Ce qui m’a aidé c’est que j’avais déjà un peu préparé ma reconversion. J’avais un nouvel objectif, ça m’a aidé à franchir le pas : après avoir essayé plusieurs métiers, je voulais travailler dans l’immobilier. Je suis rentré chez moi à Strasbourg. J’ai trouvé une agence immobilière et j’ai commencé à y travailler. Et là, je suis tombé de haut, de très haut. Il y a eu un vrai décalage entre l’idée que j’avais du métier et la réalité. Je ne souhaite pas dénigrer la profession, mais l’expérience que j’en ai eu n’a pas été positive. J’ai ressenti une vraie pression à signer des mandats, à pousser les gens à la vente. J’avais l’impression de devoir mettre mon intégrité de côté. Ce que j’imaginais, c’était un métier humain, dans l’accompagnement d’un projet entre quelqu’un qui veut vendre et quelqu’un qui veut acheter. J’ai eu un cas d’une dame qui voulait vendre sa maison de famille. Au vu de son histoire et de sa situation, je lui ai conseillé de ne pas vendre son bien et elle m’a écouté. Ça n’a pas plu à mon directeur. J’ai supporté ça 3 ou 4 mois et j’ai arrêté.
Après ça, j’ai contacté l’AJPH. J’avais toujours eu de bonnes relations avec vous. À la fin de ma carrière, je me suis dit que je n’avais pas besoin d’aide. Mais là ça avait changé. Un soir j’étais vraiment mal. J’ai dû me résigner à accepter de l’aide pour trouver une nouvelle orientation. Je ne savais pas du tout ce que je voulais faire. Et pourtant il fallait que je trouve : j’avais 35 ans, une petite fille, une maison à payer. En vous appelant, pour tout te dire, je croyais qu’étant donné que j’avais arrêté ma carrière, vous alliez me rembarrer.
Quand je t’ai appelé tu m’as écouté et tu m’as mis en contact avec Véronique Barré via le programme “Appui Conseil Carrière”. Tu m’as expliqué que ce programme était ouvert pour les sportifs professionnels, jusqu’à 6 mois après la fin de leur contrat.
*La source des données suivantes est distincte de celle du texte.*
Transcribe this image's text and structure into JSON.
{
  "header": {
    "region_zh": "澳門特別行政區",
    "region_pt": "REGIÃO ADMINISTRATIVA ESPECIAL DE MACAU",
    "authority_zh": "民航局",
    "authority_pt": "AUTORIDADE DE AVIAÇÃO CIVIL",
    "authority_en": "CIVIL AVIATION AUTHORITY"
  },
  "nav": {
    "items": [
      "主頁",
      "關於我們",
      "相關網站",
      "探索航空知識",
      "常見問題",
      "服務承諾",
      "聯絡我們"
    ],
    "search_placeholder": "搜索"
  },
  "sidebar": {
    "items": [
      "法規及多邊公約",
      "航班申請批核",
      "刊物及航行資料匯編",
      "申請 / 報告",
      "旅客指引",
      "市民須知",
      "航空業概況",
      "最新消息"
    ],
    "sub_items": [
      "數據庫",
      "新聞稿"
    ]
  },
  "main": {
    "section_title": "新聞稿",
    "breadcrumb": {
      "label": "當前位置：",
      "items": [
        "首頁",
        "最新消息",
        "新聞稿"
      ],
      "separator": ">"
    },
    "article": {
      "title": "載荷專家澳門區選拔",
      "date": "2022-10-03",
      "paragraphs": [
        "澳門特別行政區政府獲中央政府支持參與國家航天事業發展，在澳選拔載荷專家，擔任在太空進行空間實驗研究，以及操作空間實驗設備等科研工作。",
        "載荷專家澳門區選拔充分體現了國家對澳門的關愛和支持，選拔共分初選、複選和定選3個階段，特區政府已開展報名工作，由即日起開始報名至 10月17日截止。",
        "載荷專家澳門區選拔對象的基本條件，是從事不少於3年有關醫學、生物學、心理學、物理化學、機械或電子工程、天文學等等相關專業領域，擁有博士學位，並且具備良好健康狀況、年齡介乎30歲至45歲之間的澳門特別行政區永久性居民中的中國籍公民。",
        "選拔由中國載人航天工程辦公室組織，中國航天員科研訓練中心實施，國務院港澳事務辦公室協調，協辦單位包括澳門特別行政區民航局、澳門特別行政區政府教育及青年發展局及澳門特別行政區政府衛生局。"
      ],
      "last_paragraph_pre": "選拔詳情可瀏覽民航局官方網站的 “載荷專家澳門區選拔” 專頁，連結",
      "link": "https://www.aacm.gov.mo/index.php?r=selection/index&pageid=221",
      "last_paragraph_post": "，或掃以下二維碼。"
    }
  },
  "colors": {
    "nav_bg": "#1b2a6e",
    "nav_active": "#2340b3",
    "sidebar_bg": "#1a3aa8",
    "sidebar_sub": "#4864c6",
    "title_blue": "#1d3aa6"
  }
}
C’était parfait pour moi. Et cette mise en relation, ça a été un vrai tournant. Véronique, elle a été un ange gardien pour moi, une grande soeur.
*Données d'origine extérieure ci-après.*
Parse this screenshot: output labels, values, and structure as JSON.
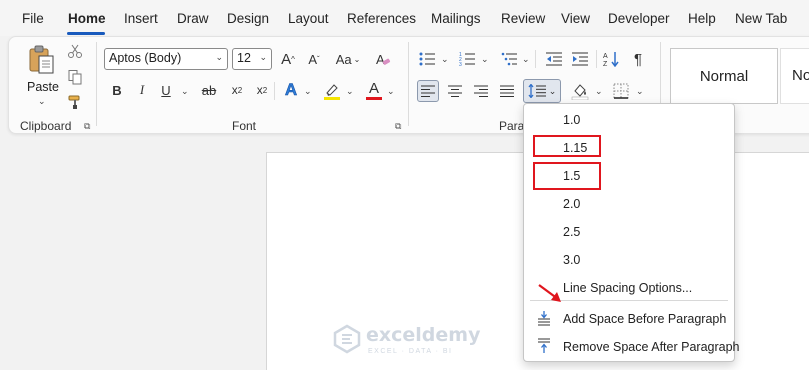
{
  "tabs": [
    "File",
    "Home",
    "Insert",
    "Draw",
    "Design",
    "Layout",
    "References",
    "Mailings",
    "Review",
    "View",
    "Developer",
    "Help",
    "New Tab"
  ],
  "active_tab": "Home",
  "ribbon": {
    "clipboard": {
      "label": "Clipboard",
      "paste_label": "Paste"
    },
    "font": {
      "label": "Font",
      "font_name": "Aptos (Body)",
      "font_size": "12"
    },
    "paragraph": {
      "label": "Paragraph"
    },
    "styles": {
      "normal": "Normal",
      "next_partial": "No"
    }
  },
  "line_spacing_menu": {
    "items": [
      "1.0",
      "1.15",
      "1.5",
      "2.0",
      "2.5",
      "3.0"
    ],
    "highlighted": [
      "1.15",
      "1.5"
    ],
    "options_label": "Line Spacing Options...",
    "add_space_label": "Add Space Before Paragraph",
    "remove_space_label": "Remove Space After Paragraph"
  },
  "watermark": {
    "title": "exceldemy",
    "subtitle": "EXCEL · DATA · BI"
  },
  "colors": {
    "accent": "#185abd",
    "highlight_box": "#e0161e",
    "font_color": "#e0161e",
    "highlight_color": "#f5e400",
    "arrow": "#e0161e"
  }
}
Le travail a alors commencé avec Véronique et elle a été extraordinaire. Elle m’a aidé à me rendre compte de toutes les compétences que j’avais pu développer dans un vestiaire, sur le terrain, et à les retranscrire dans un boulot au quotidien. Sur tous les métiers qu’on a étudiés, c’est le métier de manager et de directeur de magasin qui est ressorti. Il y avait du concret sur le terrain et beaucoup de gestion humaine. Je ne m’en étais pas vraiment rendu compte, mais avec mon brassard de capitaine en Proligue, le but était de faire fonctionner l’équipe en match pour gagner. Un manager de magasin c’est pareil. Les grandes lignes restent les mêmes. Et je voulais rester dans le métier du sport.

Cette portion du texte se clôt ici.